19. Dans ces conditions, la Cour ne saurait admettre qu’un formalisme aussi rigide assortisse la procédure suivie devant la Cour de cassation (voir, mutatis mutandis, Sotiris et Nikos Koutras ATTEE c. Grèce, no 39442/98, § 22, CEDH 2000-XII, et Boulougouras c. Grèce, no 66294/01, § 27, 27 mai 2004). La Cour estime par conséquent que les requérants ont subi une entrave disproportionnée à leur droit d’accès à un tribunal et que, dès lors, il y a eu atteinte à la substance même de leur droit à un tribunal.
Partant, il y a eu violation de l’article 6 § 1 de la Convention.
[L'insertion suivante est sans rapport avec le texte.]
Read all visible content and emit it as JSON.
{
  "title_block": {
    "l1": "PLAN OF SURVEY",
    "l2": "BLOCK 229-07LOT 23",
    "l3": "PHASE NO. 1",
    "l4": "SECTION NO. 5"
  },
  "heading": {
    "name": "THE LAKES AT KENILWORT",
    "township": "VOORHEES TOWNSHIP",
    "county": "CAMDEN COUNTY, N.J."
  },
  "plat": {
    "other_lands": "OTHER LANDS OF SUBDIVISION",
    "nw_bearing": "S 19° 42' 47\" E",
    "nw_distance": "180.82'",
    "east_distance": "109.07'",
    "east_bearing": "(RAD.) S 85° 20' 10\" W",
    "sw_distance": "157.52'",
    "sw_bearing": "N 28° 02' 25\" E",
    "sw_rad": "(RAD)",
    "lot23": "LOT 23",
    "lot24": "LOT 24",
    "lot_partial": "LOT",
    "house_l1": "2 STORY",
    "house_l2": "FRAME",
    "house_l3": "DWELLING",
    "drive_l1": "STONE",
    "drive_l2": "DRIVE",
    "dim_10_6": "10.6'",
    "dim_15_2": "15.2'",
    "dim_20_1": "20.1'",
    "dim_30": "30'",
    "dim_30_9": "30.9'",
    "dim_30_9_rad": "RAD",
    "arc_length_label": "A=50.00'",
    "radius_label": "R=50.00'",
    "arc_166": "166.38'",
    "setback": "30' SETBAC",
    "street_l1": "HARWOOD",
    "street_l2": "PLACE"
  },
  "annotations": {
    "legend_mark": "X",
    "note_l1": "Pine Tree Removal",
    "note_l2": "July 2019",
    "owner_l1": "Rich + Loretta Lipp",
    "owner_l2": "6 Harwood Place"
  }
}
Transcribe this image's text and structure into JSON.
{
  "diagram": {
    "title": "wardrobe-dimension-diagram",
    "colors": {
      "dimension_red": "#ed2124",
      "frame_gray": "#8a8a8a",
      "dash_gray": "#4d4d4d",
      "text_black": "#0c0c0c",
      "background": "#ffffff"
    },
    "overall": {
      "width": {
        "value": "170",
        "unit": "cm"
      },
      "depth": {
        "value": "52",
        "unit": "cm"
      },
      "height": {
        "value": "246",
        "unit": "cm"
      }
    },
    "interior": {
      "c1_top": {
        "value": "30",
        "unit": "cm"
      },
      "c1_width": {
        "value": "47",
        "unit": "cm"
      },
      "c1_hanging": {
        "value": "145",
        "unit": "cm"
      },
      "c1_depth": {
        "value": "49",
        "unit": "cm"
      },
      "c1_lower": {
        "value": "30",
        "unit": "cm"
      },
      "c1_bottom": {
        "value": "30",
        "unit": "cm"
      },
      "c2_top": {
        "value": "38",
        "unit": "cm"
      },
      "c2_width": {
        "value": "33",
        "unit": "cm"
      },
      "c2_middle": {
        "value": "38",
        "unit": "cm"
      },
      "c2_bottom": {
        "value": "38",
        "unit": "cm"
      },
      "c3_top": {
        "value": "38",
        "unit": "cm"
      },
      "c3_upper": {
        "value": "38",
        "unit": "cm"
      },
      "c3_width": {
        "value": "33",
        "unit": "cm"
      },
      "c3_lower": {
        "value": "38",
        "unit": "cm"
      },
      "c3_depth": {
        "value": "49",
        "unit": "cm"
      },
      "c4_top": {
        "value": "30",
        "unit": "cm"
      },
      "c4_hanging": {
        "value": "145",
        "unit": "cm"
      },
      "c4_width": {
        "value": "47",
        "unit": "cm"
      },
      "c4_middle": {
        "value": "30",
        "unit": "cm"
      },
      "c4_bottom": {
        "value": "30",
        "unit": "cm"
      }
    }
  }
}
II. SUR L’APPLICATION DE L’ARTICLE 41 DE LA CONVENTION
20. Aux termes de l’article 41 de la Convention,
« Si la Cour déclare qu’il y a eu violation de la Convention ou de ses Protocoles, et si le droit interne de la Haute Partie contractante ne permet d’effacer qu’imparfaitement les conséquences de cette violation, la Cour accorde à la partie lésée, s’il y a lieu, une satisfaction équitable. »
A. Dommage
21. Les requérants réclament 30 000 euros chacun au titre du dommage moral subi.
22. Le Gouvernement estime que la somme réclamée est excessive et arbitraire et affirme que le constat de violation constituerait une satisfaction équitable suffisante. En tout état de cause, il affirme que la somme à allouer ne saurait dépasser 2 500 EUR.
23. La Cour considère que les requérants ont souffert un préjudice moral, du fait de la violation de leur droit d’accès à un tribunal, garanti par l’article 6 § 1 de la Convention. Ce préjudice moral ne se trouve pas suffisamment compensé par le constat de violation. Statuant en équité, la Cour considère qu’il y a lieu d’octroyer conjointement aux requérants la somme de 3 500 EUR pour préjudice moral, plus tout montant pouvant être dû à titre d’impôt.
B. Frais et dépens
24. Les requérants ne sollicitent aucune somme au titre des frais et dépens. Partant, il n’y a pas lieu de leur octroyer de somme à ce titre.
C. Intérêts moratoires
25. La Cour juge approprié de calquer le taux des intérêts moratoires sur le taux d’intérêt de la facilité de prêt marginal de la Banque centrale européenne majoré de trois points de pourcentage.
PAR CES MOTIFS, LA COUR, À L’UNANIMITÉ,
1. Déclare la requête recevable ;
2. Dit qu’il y a eu violation de l’article 6 § 1 de la Convention à l’égard du droit d’accès à un tribunal ;
3. Dit
a) que l’État défendeur doit verser conjointement aux requérants dans les trois mois à compter du jour où l’arrêt sera devenu définitif conformément à l’article 44 § 2 de la Convention, 3 500 EUR (trois mille cinq cents euros) au titre du dommage moral, plus tout montant pouvant être dû à titre d’impôt ;
b) qu’à compter de l’expiration dudit délai et jusqu’au versement, ce montant sera à majorer d’un intérêt simple à un taux égal à celui de la facilité de prêt marginal de la Banque centrale européenne applicable pendant cette période, augmenté de trois points de pourcentage ;
4. Rejette la demande de satisfaction équitable pour le surplus.
Fait en français, puis communiqué par écrit le 29 janvier 2015, en application de l’article 77 §§ 2 et 3 du règlement.